Not that this is the subject matter, but it is a religion and it is based on the “belief” that there is no God/god/gods. It is the definition for atheism and based on faith since one does not know if it is true or not. Atheism defined:
- The doctrine that there is no God; denial of the existence of God.
That's not the definition that most self-described atheists use. It's not mine. It would exclude somebody like me, an agnostic atheist, who does not assert that gods don't exist.
Yours is a definition Abrahamic theists like, because it allows them to present an artificially low estimate of the number of people in the world with no god belief. The rise of the nones and the increasing social acceptability of atheism along with a concomitant fall in the relevance of religion in daily life results in positive feedback accelerating the trend toward irreligiosity, which threatens to organized religion.
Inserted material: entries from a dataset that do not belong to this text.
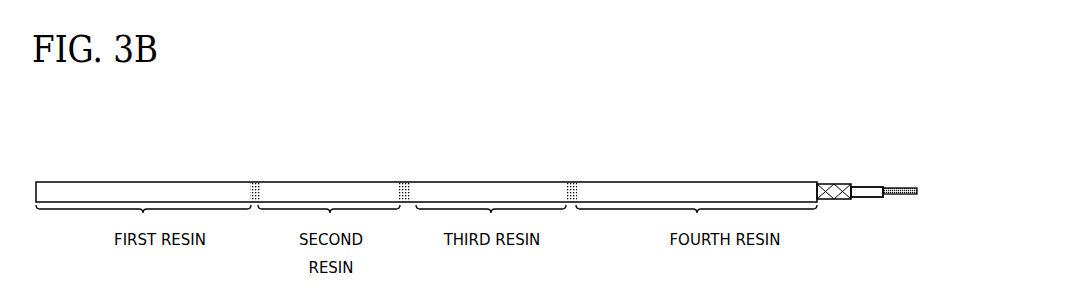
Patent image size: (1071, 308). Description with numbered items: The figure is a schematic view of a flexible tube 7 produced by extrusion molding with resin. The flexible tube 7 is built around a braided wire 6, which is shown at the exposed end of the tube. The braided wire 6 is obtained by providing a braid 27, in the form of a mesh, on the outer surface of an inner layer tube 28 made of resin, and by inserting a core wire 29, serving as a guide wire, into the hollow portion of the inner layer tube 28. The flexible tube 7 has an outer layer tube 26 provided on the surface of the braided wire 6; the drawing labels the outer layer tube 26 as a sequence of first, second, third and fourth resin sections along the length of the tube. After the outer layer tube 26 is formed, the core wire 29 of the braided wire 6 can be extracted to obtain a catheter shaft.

The flexible tube 7 is at (426, 155).
The outer layer tube 26 is at (426, 158).
The braided wire 6 is at (867, 143).
The braid 27 is at (834, 162).
The inner layer tube 28 is at (867, 161).
The core wire 29 is at (900, 160).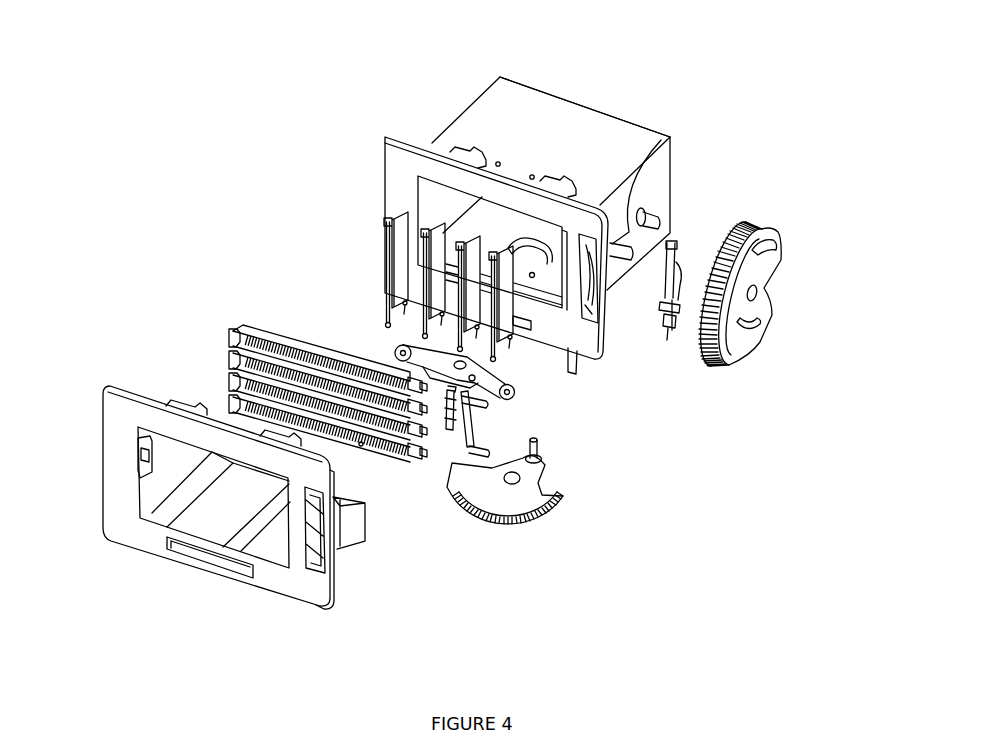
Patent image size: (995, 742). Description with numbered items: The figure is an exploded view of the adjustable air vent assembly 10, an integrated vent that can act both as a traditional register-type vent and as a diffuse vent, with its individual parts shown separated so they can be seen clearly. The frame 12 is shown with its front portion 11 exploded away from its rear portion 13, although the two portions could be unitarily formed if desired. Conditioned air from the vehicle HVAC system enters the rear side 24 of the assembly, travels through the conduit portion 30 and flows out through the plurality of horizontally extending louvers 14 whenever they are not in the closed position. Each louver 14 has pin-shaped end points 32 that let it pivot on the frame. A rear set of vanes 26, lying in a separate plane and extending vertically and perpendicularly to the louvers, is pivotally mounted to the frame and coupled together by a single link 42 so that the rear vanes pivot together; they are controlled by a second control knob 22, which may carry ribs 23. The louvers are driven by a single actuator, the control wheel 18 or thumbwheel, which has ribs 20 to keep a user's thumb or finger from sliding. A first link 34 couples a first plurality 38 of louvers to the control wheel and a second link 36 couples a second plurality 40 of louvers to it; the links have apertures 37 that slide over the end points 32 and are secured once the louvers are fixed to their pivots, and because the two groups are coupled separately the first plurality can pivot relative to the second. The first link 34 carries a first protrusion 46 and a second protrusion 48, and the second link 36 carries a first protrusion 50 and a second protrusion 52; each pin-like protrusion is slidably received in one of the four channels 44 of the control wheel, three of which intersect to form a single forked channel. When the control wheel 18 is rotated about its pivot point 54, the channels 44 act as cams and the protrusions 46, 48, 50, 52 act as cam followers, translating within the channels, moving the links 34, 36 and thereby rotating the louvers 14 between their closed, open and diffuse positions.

The adjustable air vent assembly 10 is at (226, 139).
The front portion of frame 11 is at (118, 432).
The frame 12 is at (367, 190).
The rear portion of frame 13 is at (393, 178).
The louvers 14 is at (207, 351).
The control wheel 18 is at (730, 350).
The ribs 20 is at (700, 348).
The control knob 22 is at (537, 497).
The ribs 23 is at (523, 527).
The rear side 24 is at (592, 107).
The rear vanes 26 is at (403, 250).
The conduit portion 30 is at (490, 113).
The end points 32 is at (233, 368).
The first link 34 is at (465, 421).
The second link 36 is at (690, 305).
The apertures 37 is at (660, 304).
The first plurality of louvers 38 is at (262, 335).
The second plurality of louvers 40 is at (361, 446).
The link 42 is at (418, 368).
The channels 44 is at (766, 222).
The first protrusion 46 is at (487, 404).
The second protrusion 48 is at (490, 453).
The first protrusion 50 is at (680, 262).
The second protrusion 52 is at (680, 317).
The pivot point 54 is at (656, 215).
If we can assign the meaning of saying that gods don't exist to disbelief, and unbelief to mean a lack of a god belief, then we can see that the former is a subset of the latter and it becomes redundant to specify the subset. And that's not the only redundancy in the OED definition. "God" is a subset of gods. The succinct form of the definition of atheist is the absence of belief in gods, but I know that many theists like to cavil about that definition because it includes people who have never thought about gods, prelinguistic infants and children, dogs, and even stone. For them, we can expand the definition of an atheist to anyone who answers no to the question of whether they hold a god belief.
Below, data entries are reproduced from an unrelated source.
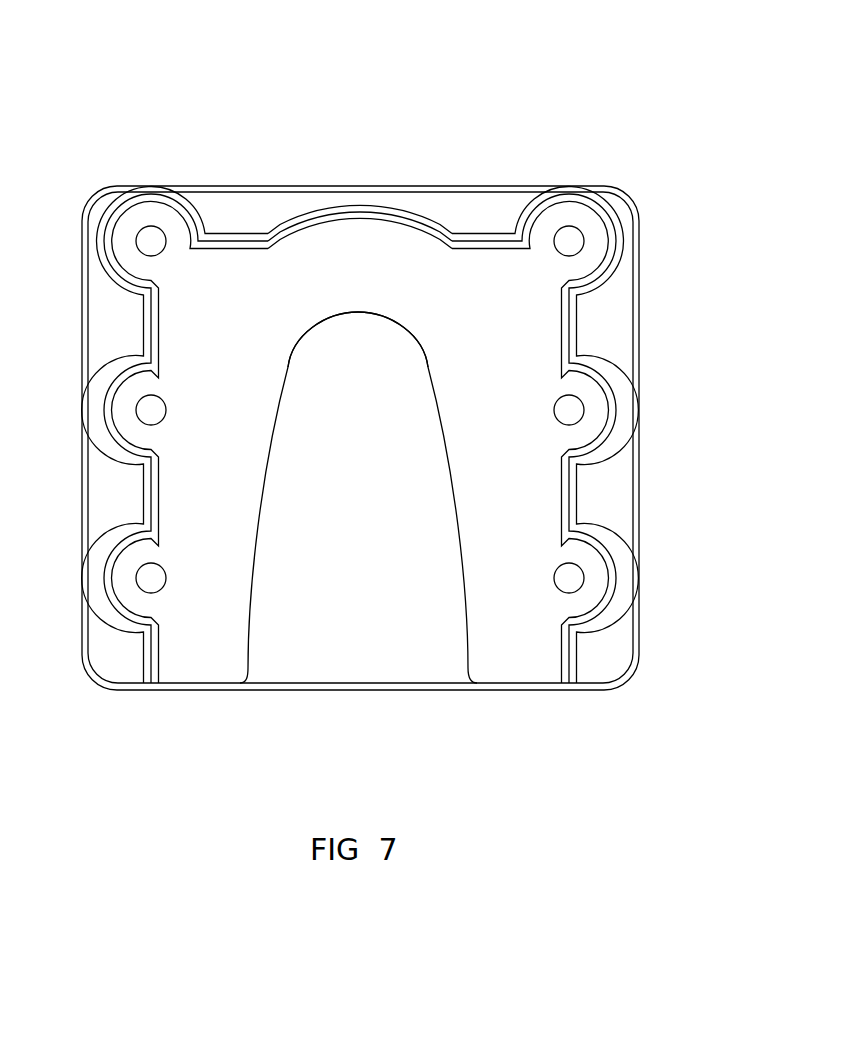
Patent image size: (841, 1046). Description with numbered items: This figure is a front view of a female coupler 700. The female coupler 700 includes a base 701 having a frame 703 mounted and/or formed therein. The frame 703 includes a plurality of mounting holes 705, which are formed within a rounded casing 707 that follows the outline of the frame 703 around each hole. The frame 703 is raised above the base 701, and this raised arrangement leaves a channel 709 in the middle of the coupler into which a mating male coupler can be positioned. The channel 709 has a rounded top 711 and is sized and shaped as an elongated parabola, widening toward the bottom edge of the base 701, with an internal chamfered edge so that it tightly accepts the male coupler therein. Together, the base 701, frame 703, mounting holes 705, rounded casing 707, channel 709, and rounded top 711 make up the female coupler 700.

The female coupler 700 is at (441, 379).
The base 701 is at (602, 518).
The frame 703 is at (490, 290).
The mounting holes 705 is at (151, 241).
The rounded casing 707 is at (112, 228).
The channel 709 is at (350, 534).
The rounded top 711 is at (358, 318).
To expand on that attempt by the faithful to try to present atheism as anomalous and atheists as marginalized by defining atheist in the narrowest possible way, I believe it's related to why you call atheism a religion and to the rise of creation pseudoscience. They're both attempts to put science and religion on equal footing first to try to get gods into science classes ("Let the kids decide"), and also to comfort creationists who are troubled by the differences between science, which has been wildly successful at discerning how nature works and improving the human condition and creationism, which offers guesses that would be useless even if correct. What useful ideas have followed from creationism? None. So, the apologists want a bit more science on their side and a bit more religion on the other.